Услюмова женка, невысокая, невидная собою, бегала с выпяченным животом, виновато поглядывая на сердитого деверя, делала, что только могла делать баба в тягостях, которой вот-вот родить. («И дите-то не смог путем заделать, чтоб не под урожай с родинами-то!» – сердился Никита на брата.) Овин все же накрыли, настлали жердевой настил, набрали смолистого корья, старых пней, сучьев. Дождь то проходил, то зачинал вновь. Возили с поля мокрые снопы. Услюм с телеги подавал их деревянными долгими тройнями Никите, а тот, кашляя и отфыркивая острую труху, тесно усаживал снопы стоймя на жерди в овине. Над первым рядом набивали второй, колосьями вниз, и так – до самого верху. Влезло шесть сот снопов. Когда затапливали, опять чуть было с отвычки не учудили, не подожгли хлеб, но, присыпав огонь дерниной, кое-как наконец справились. Густой горячий дым наполнил овин, начал выбиваться из-под куриц кровли. Ночью братья попеременки не спали, караулили огонь, сидели в яме, вздрагивая, словно задремавшие куры.
Перетаскавши первые снопы высушенного хлеба под кровлю житной клети, где расчистили место под ток, набивали овин снова и снова жгли старые корневища, сами заодно с хлебом коптясь в горячем едком дыму.
Рожь все-таки спасли всю и даже обмолотили. Одну только высокую, загодя сметанную скирду оставили на поле до снегов.
Уже под самый заморозок убирали огороды, рвали репу. Услюмова женка, сидя на крыльце с расставленными коленями, на которые был уложен огромный живот, неутомимо вязала лук в долгие плети, чтобы повесить потом в избе рядом с печью. Капусту свалили в погреб, и Никита порою дивил сам себе: порешивши бросить все это, он нынче работал так, как никогда допрежь, и ведь не свое уже, братнино! Видно, заговорила на возрасте отцова кровь.
Вечером, уже в сутемнях, забирались в избу, жрали дымное варево, спроворенное Услюмовой бабой. Услюм сказывал про свои нелады с пчелами: как его всего на роевне обсел медведем пчелиный рой, как в другой раз рой улетел в лес, на чужую заимку, и там сметался в дупло, и потом они долго спорили с соседом, чьими теперь считать пчел.
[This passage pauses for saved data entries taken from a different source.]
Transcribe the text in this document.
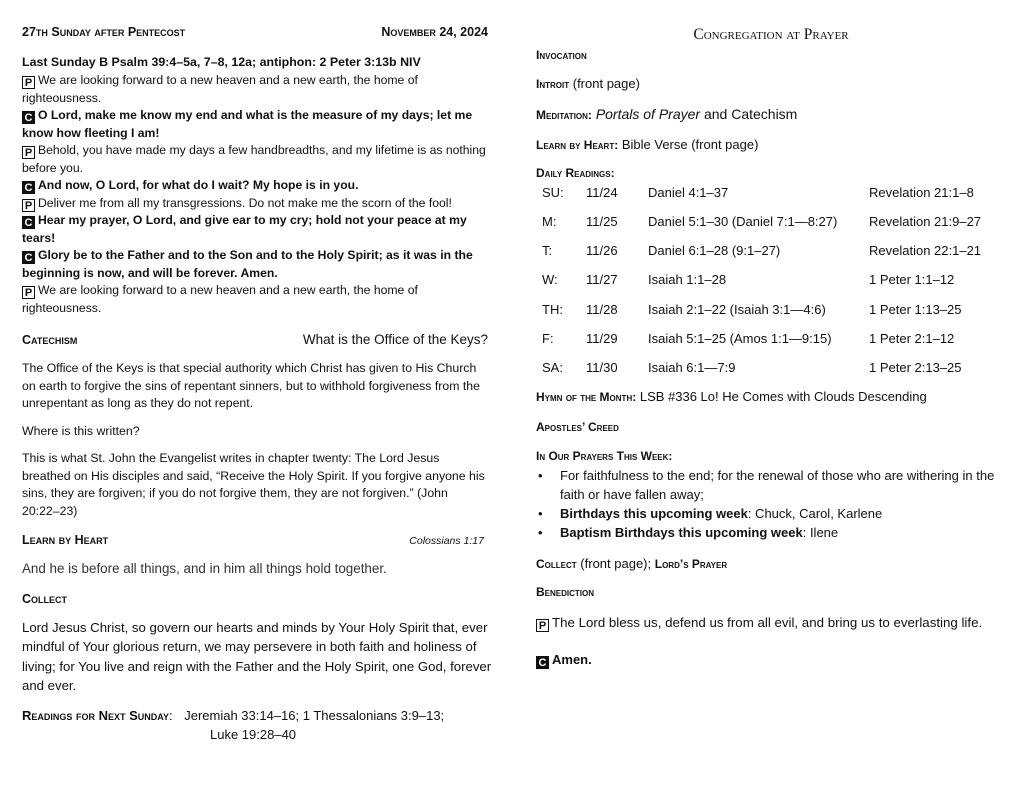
27th Sunday after Pentecost	November 24, 2024
Last Sunday B Psalm 39:4–5a, 7–8, 12a; antiphon: 2 Peter 3:13b NIV
P We are looking forward to a new heaven and a new earth, the home of righteousness.
C O Lord, make me know my end and what is the measure of my days; let me know how fleeting I am!
P Behold, you have made my days a few handbreadths, and my lifetime is as nothing before you.
C And now, O Lord, for what do I wait? My hope is in you.
P Deliver me from all my transgressions. Do not make me the scorn of the fool!
C Hear my prayer, O Lord, and give ear to my cry; hold not your peace at my tears!
C Glory be to the Father and to the Son and to the Holy Spirit; as it was in the beginning is now, and will be forever. Amen.
P We are looking forward to a new heaven and a new earth, the home of righteousness.
Catechism	What is the Office of the Keys?
The Office of the Keys is that special authority which Christ has given to His Church on earth to forgive the sins of repentant sinners, but to withhold forgiveness from the unrepentant as long as they do not repent.
Where is this written?
This is what St. John the Evangelist writes in chapter twenty: The Lord Jesus breathed on His disciples and said, “Receive the Holy Spirit. If you forgive anyone his sins, they are forgiven; if you do not forgive them, they are not forgiven.” (John 20:22–23)
Learn by Heart	Colossians 1:17
And he is before all things, and in him all things hold together.
Collect
Lord Jesus Christ, so govern our hearts and minds by Your Holy Spirit that, ever mindful of Your glorious return, we may persevere in both faith and holiness of living; for You live and reign with the Father and the Holy Spirit, one God, forever and ever.
Readings for Next Sunday: Jeremiah 33:14–16; 1 Thessalonians 3:9–13;
Luke 19:28–40
Congregation at Prayer
Invocation
Introit (front page)
Meditation: Portals of Prayer and Catechism
Learn by Heart: Bible Verse (front page)
Daily Readings:
SU: 11/24 Daniel 4:1–37	Revelation 21:1–8
M: 11/25 Daniel 5:1–30 (Daniel 7:1—8:27) Revelation 21:9–27
T:	11/26 Daniel 6:1–28 (9:1–27)	Revelation 22:1–21
W: 11/27 Isaiah 1:1–28	1 Peter 1:1–12
TH: 11/28 Isaiah 2:1–22 (Isaiah 3:1—4:6)	1 Peter 1:13–25
F: 11/29 Isaiah 5:1–25 (Amos 1:1—9:15)	1 Peter 2:1–12
SA: 11/30 Isaiah 6:1—7:9	1 Peter 2:13–25
Hymn of the Month: LSB #336 Lo! He Comes with Clouds Descending
Apostles’ Creed
In Our Prayers This Week:
• For faithfulness to the end; for the renewal of those who are withering in the faith or have fallen away;
• Birthdays this upcoming week: Chuck, Carol, Karlene
• Baptism Birthdays this upcoming week: Ilene
Collect (front page); Lord’s Prayer
Benediction
P The Lord bless us, defend us from all evil, and bring us to everlasting life.
C Amen.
Услюм завел пасеку только-только, многого еще не умел, и ему все было внове. Пчелы роились у него в нескольких бортных деревьях, в лесу, а отсаживались им в нарочито поставленные на росчисти дуплянки с узенькими летками для пчел. Одну дуплянку брат даже вырубил в виде смешного толстого уродца-лесовика с густою бородою, и пчелы выныривали у него из-под кромки усов. Дуплянки были пока еще новым изобретением, еще далеко не всем нравились, и Услюм гордился, что сразу начинает с них, а не со сбора дикого меда по бортям, как повелось исстари…
В деревянной чаше лежали ломаные куски сотов с медом. Оба, Никита и Услюм, изредка протягивая руку, отламывали кусок, начинали жевать, сплевывая воск, а подчас и случайную пчелу, попавшую в рот вместе с сотом. Трещала лучина. Сопел малыш в зыбке. Услюмова баба, пристроясь с прялкою на лавке близ светца, смешная со своим выпяченным животом, пряла шерсть. Накрапывал теперь уже нестрашный дождь, вздыхали коровы в хлеву, изредка глухо топали по бревенчатому настилу конюшни его и Услюмов кованые кони. И было тихо, так тихо, словно бы и невзаправдошно, как никогда не бывает тихо в городе. Тихо и мирно. И Никита, прожевывая мед, мгновеньями вдруг остро чувствует, понимает своего брата. И только уж чтобы как-то помочь не помочь, а хоть показать, что он старший в роде, предлагает:
– Хошь, в княжеские бортники тебя запишу? Полтора пуда меду сдашь на кажный год, и никаких тебе боле даней-выходов, ни корма с тебя, ни повозного, живи сам себе великим боярином!